Le SSI vise à établir la confiance dans une interaction numérique. Afin d’être digne de confiance, une partie dans une interaction présentera des informations d’identification aux autres parties, et ces parties utilisatrices peuvent vérifier que les informations d’identification proviennent d’un émetteur en qui elles ont confiance. De cette manière, la confiance du vérificateur dans l’émetteur est transférée au titulaire du justificatif d’identité.

Pour qu’un système d’identité soit autonome, les utilisateurs doivent contrôler les informations d’identification vérifiables qu’ils détiennent et leur consentement est requis pour utiliser ces informations d’identification. Cela réduit le partage involontaire des données personnelles des utilisateurs . Ce paradigme est donc totalement différent de celui de l’identité centralisée fournie par une entité extérieure.

Dans un système SSI, les titulaires génèrent et contrôlent des identifiants uniques appelés identifiants décentralisés.
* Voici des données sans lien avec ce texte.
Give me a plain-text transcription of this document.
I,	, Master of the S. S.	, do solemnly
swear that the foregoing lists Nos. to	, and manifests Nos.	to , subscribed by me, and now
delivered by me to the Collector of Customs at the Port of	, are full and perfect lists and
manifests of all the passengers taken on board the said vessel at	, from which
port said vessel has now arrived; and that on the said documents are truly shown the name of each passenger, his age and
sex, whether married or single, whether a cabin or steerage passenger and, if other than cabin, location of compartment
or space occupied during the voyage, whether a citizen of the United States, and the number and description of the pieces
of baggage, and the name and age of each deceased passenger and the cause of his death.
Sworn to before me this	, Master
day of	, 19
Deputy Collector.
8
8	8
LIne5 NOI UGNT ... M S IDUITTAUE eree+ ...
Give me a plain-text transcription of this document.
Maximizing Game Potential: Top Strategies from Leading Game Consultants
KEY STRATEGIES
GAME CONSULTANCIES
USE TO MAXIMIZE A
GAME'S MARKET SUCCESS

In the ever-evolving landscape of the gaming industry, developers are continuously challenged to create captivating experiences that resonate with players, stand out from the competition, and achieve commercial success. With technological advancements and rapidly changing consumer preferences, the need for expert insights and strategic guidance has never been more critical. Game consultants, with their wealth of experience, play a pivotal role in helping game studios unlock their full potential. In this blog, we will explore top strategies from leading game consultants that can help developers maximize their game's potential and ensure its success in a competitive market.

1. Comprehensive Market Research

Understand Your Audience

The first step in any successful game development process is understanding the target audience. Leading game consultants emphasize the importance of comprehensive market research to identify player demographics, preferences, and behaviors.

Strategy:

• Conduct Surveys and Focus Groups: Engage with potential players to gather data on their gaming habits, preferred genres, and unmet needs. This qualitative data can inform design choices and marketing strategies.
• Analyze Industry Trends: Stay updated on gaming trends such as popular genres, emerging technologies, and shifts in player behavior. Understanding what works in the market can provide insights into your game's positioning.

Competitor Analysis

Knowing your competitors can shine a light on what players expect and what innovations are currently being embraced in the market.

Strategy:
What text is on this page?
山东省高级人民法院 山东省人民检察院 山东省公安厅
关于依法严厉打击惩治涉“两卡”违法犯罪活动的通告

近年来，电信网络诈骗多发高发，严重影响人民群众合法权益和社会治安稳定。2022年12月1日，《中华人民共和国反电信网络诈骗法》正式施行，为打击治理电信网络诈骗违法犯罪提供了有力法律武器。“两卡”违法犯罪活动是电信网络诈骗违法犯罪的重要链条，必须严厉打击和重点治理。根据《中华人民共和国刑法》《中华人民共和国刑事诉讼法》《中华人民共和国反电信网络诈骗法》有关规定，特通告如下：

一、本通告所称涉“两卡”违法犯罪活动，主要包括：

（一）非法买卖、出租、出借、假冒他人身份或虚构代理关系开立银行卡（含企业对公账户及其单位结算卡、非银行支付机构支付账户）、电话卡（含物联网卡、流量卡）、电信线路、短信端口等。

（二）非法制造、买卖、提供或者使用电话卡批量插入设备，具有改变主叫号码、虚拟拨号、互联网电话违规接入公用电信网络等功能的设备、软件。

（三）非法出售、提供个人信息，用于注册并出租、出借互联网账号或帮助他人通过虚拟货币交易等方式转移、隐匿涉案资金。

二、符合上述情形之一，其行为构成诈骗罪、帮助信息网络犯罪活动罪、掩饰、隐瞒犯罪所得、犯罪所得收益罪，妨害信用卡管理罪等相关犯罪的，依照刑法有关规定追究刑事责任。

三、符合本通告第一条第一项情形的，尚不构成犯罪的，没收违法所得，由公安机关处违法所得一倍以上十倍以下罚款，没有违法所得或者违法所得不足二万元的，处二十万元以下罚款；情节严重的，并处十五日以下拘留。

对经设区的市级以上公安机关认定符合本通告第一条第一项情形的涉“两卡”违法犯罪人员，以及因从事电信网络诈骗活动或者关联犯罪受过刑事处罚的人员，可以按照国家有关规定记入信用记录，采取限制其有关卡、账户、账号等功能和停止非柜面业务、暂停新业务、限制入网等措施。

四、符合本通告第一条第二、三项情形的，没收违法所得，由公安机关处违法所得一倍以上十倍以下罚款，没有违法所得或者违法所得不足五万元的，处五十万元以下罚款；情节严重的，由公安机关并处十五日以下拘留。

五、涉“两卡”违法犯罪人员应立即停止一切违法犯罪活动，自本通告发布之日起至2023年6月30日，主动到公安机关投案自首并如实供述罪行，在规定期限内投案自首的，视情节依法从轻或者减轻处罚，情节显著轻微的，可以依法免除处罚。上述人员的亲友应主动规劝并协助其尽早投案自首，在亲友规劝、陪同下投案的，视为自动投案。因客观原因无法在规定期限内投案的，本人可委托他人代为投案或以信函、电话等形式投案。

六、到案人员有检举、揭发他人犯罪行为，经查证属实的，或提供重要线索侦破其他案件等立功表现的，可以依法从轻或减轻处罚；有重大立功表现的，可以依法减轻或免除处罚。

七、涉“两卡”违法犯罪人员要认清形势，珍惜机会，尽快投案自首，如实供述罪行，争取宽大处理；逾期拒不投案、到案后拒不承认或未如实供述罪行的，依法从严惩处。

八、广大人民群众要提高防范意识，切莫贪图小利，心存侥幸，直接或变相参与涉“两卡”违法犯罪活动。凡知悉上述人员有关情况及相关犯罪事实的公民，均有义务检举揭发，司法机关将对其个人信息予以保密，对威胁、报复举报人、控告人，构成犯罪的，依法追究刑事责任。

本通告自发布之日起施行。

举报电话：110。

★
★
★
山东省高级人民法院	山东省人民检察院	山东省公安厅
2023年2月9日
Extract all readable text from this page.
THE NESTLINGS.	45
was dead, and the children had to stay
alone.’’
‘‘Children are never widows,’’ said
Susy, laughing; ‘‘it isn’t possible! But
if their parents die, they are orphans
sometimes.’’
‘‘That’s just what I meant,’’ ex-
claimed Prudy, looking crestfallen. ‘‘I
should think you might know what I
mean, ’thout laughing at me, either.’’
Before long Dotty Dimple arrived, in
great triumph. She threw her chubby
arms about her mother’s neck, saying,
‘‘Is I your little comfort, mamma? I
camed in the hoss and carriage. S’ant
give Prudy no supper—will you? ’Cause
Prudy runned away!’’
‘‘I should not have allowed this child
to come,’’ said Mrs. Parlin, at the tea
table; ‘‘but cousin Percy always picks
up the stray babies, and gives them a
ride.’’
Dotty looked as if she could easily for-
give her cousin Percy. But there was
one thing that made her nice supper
La plupart des systèmes SSI sont décentralisés et les informations d’identification y sont gérées à l’aide de portefeuilles cryptographiques et vérifiées à l’aide d’une cryptographie à clé publique ancrée sur un registre distribué. Les informations d’identification peuvent contenir des données provenant de la base de données d’un émetteur, d’un compte de réseau social, d’un historique des transactions sur un site de commerce électronique ou d’une attestation d’amis ou de collègues.

eIDAS et identité auto-souveraine

Introduction

La communauté blockchain en Europe a commencé à travailler sur la mise en œuvre de l’identité auto-souveraine, certains groupes ont fait part de leurs doutes et de leurs inquiétudes quant à l’alignement de ce concept sur le cadre juridique européen, en particulier le RGPD et le règlement eIDAS.[6]

Un groupe de travail de l’Observatoire eIDAS[7] a produit le 20 mai 2019 un premier document de réflexion sur la faisabilité de l’Identité Auto-souveraine dans un contexte de normalisation européenne.[8] Ce paragraphe en reprend les principales conclusions.

« Self-Sovereign Identity (SSI) » et eIDAS : une vision

Le fonctionnement de l’identité numérique pose des problèmes de plus en plus persistants. Vu de l’usager, l’expérience est fragmentée, avec peu de normes d’interopérabilité et peu sûre, comme en témoignent les piratages et les violations de données.

La cause originelle de ces dysfonctionnements apparaît de plus en plus intrinsèque comme lié à la nature « centralisée » du cadre actuel de l’identité numérique. (9)

Or les progrès technologiques actuels notamment en cryptologie et en blockchain permettent d’imaginer de nouveaux cadres d’identité basés sur le concept d’identités décentralisées, incluant  un sous-ensemble connu sous le nom d’identité auto-souveraine (SSI).

Notre identité numérique n’est pas une chose unique, mais la somme totale de tous les attributs qui existent à notre sujet dans le domaine numérique, un ensemble de points de données en constante évolution. Ces données sont sous le contrôle d’entités extérieures à l’individu auquel elles se rapportent.

Le paradigme de l’identité décentralisée, consiste à placer l’utilisateur au centre du cadre et à supprimer ainsi le recours aux tierces parties. Dans ce monde, l’utilisateur « crée » sa propre identité, généralement un identifiant unique décentralisé ou « Decentralized Identifiers » ou « DID », puis associe des informations d’identité à cet identifiant.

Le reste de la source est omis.